Willis was ordered to go to the aid station about a mile away in the area of Bastogne, France. There medics cut the piece of shrapnel out of his side.
Willis said the medics did not know how deep it went. If it pierced his body, there was a serious threat of infection.
He was sent to another station, and medics scraped the wound and saw a fraction of skin barrier remained in place protecting organs and sent him to a hospital.
Without the Book of Mormon slowing the shrapnel, Willis believes he likely would have suffered internal damage to his body. In the days when penicillin was just starting to be used, infections were just as dangerous as the Germans.
“For a lot of guys, once an infection got in there, it was hard to get that out,” he said. “When I was in the hospital, I was holding the hand of a guy who had an infection in his gut when he died.”
Following three weeks of recovery, Willis was sent back to his company, but a short time later an order came down for his captain to choose two Purple Heart recipients to be sent to a military police unit.
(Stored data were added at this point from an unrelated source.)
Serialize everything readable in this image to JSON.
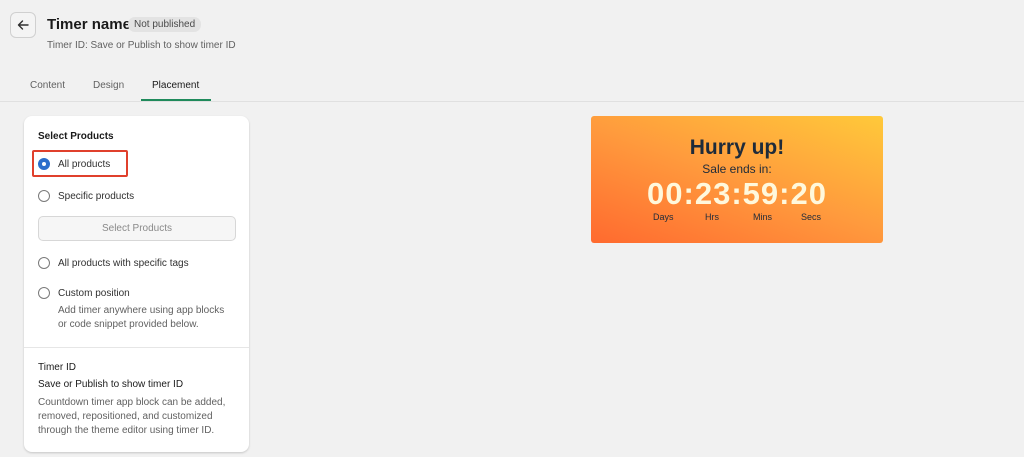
{
  "header": {
    "title": "Timer name",
    "status_badge": "Not published",
    "subtitle": "Timer ID: Save or Publish to show timer ID",
    "back_icon": "arrow-left-icon"
  },
  "tabs": [
    {
      "label": "Content",
      "active": false
    },
    {
      "label": "Design",
      "active": false
    },
    {
      "label": "Placement",
      "active": true
    }
  ],
  "placement": {
    "section_title": "Select Products",
    "options": [
      {
        "label": "All products",
        "selected": true
      },
      {
        "label": "Specific products",
        "selected": false
      },
      {
        "label": "All products with specific tags",
        "selected": false
      },
      {
        "label": "Custom position",
        "selected": false
      }
    ],
    "select_products_button": "Select Products",
    "custom_position_help": [
      "Add timer anywhere using app blocks",
      "or code snippet provided below."
    ],
    "timer_id": {
      "title": "Timer ID",
      "value": "Save or Publish to show timer ID",
      "description": "Countdown timer app block can be added, removed, repositioned, and customized through the theme editor using timer ID."
    }
  },
  "preview": {
    "heading": "Hurry up!",
    "subheading": "Sale ends in:",
    "countdown": "00:23:59:20",
    "units": [
      "Days",
      "Hrs",
      "Mins",
      "Secs"
    ]
  },
  "colors": {
    "accent": "#2c6ecb",
    "tab_underline": "#1f8a5b",
    "highlight": "#e0402c",
    "timer_gradient_start": "#ffc93a",
    "timer_gradient_end": "#ff6a2f"
  }
}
Willis was chosen.
Willis was in that role through the end of the war in the European theater in May 1945, and across Europe after the war until February 1946.
Among his assignments was at a hospital where German soldiers were being treated.
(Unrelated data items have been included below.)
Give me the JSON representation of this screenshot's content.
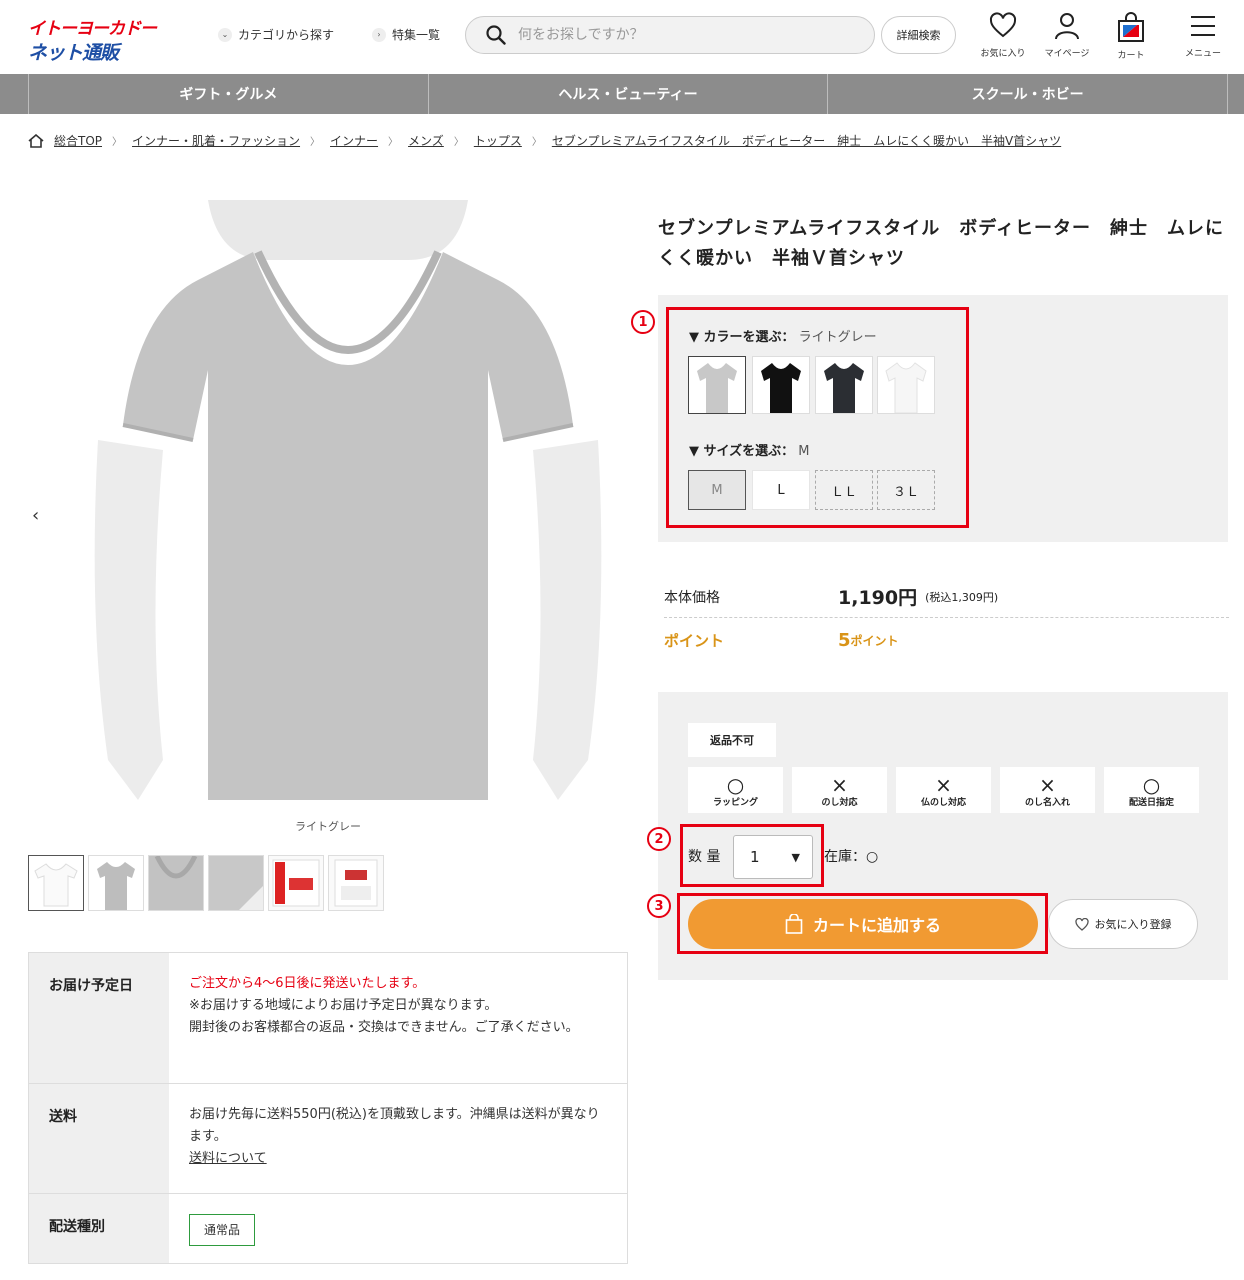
{
  "header": {
    "logo_line1": "イトーヨーカドー",
    "logo_line2": "ネット通販",
    "category_link": "カテゴリから探す",
    "feature_link": "特集一覧",
    "search_placeholder": "何をお探しですか？",
    "advanced_search": "詳細検索",
    "favorites": "お気に入り",
    "mypage": "マイページ",
    "cart": "カート",
    "menu": "メニュー"
  },
  "nav": [
    "ギフト・グルメ",
    "ヘルス・ビューティー",
    "スクール・ホビー"
  ],
  "breadcrumb": [
    "総合TOP",
    "インナー・肌着・ファッション",
    "インナー",
    "メンズ",
    "トップス",
    "セブンプレミアムライフスタイル　ボディヒーター　紳士　ムレにくく暖かい　半袖V首シャツ"
  ],
  "gallery": {
    "caption": "ライトグレー",
    "thumb_icons": [
      "tshirt-white-icon",
      "tshirt-gray-model-icon",
      "collar-closeup-icon",
      "sleeve-closeup-icon",
      "package-front-icon",
      "package-back-icon"
    ]
  },
  "info": {
    "delivery_label": "お届け予定日",
    "delivery_line1": "ご注文から4～6日後に発送いたします。",
    "delivery_line2": "※お届けする地域によりお届け予定日が異なります。",
    "delivery_line3": "開封後のお客様都合の返品・交換はできません。ご了承ください。",
    "shipping_label": "送料",
    "shipping_text": "お届け先毎に送料550円(税込)を頂戴致します。沖縄県は送料が異なります。",
    "shipping_link": "送料について",
    "type_label": "配送種別",
    "type_value": "通常品"
  },
  "product": {
    "title": "セブンプレミアムライフスタイル　ボディヒーター　紳士　ムレにくく暖かい　半袖Ｖ首シャツ",
    "color_label": "▼ カラーを選ぶ：",
    "color_selected": "ライトグレー",
    "colors": [
      "#c8c8c8",
      "#111111",
      "#2b2e33",
      "#f6f6f6"
    ],
    "size_label": "▼ サイズを選ぶ：",
    "size_selected": "M",
    "sizes": [
      "M",
      "L",
      "ＬＬ",
      "３Ｌ"
    ],
    "price_label": "本体価格",
    "price": "1,190円",
    "price_tax": "(税込1,309円)",
    "point_label": "ポイント",
    "point_value": "5",
    "point_unit": "ポイント",
    "return_badge": "返品不可",
    "options": [
      {
        "symbol": "○",
        "label": "ラッピング"
      },
      {
        "symbol": "×",
        "label": "のし対応"
      },
      {
        "symbol": "×",
        "label": "仏のし対応"
      },
      {
        "symbol": "×",
        "label": "のし名入れ"
      },
      {
        "symbol": "○",
        "label": "配送日指定"
      }
    ],
    "qty_label": "数 量",
    "qty_value": "1",
    "stock_label": "在庫：○",
    "add_to_cart": "カートに追加する",
    "add_favorite": "お気に入り登録"
  },
  "annotations": [
    "1",
    "2",
    "3"
  ],
  "colors": {
    "accent_orange": "#f19a32",
    "highlight_red": "#e60012",
    "point_gold": "#d99418",
    "nav_gray": "#8c8c8c"
  }
}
He accompanied a German soldier to local farms to get milk, eggs, and butter and protected the English nuns who worked there from the German military patients they served.
Because the Germans had no gasoline, the soldier he accompanied drove an ambulance converted to steam power and fired by charcoal, he said.
Another assignment had him taking German civilians who were Nazi collaborators to a prison near Salzburg, Austria. Those trips involved going past the road that led to the infamous Eagles Nest used by the Nazis and Hitler in southeastern Germany.
Protecting Holocaust Survivors
Willis and a buddy also for a time were charged with protecting Jewish women who survived the Buchenwald concentration camp.
He said one of the women shared how her husband and little son had been sent on one train, and she was put on another.
Initially, the women were being kept as potential witnesses for Nazi war crimes but then were released after there was a decision that they would not be needed.
“They treated me like their little brother,” he said. “They were all older than me.”
His major regret is not getting their names so he possibly could have found them later in life to see what happened after his assignment.
After completing his service, Willis was sent home in February 1946. His father was still in charge of an air base in California and had a short period left in his service.
They enjoyed a reunion, and the family rented a house on Balboa Island for time before returning to Laramie.
Willis said his mother always wanted a doctor in the family, so he pursued pre-medicine studies at the University of Wyoming as well as taking ROTC training. He also met Kaye.
After graduation, he was called back to the Army as an officer and trainer in Kansas for troops in the Korean War.
He married Kaye in 1953, and in 1954, he decided to go to dental school at the University of Oregon. The couple had their first child two weeks after arriving at the school.
After earning his dental degree, and with a second child added to the family, the couple returned to Laramie in 1958.
Willis said his wife earned a law degree and had a successful practice in town, while he initially worked with a dentist before launching his own practice where he served the community for four decades.
Now a century and a year old, Willis looks back and sees “a good life.”
With Kaye, he raised their five children and is happy for their accomplishments — all college graduates “with wonderful families.”
One current sadness is that his wife of 72 years is in a care facility, and he can’t take care of her.
As a member of the “Greatest Generation,” Willis said he learned a lot from his military service and noted that the demands and required sacrifices fell on everyone who lived through those times.
“We just learned to answer a call,” he said. “And take instruction.”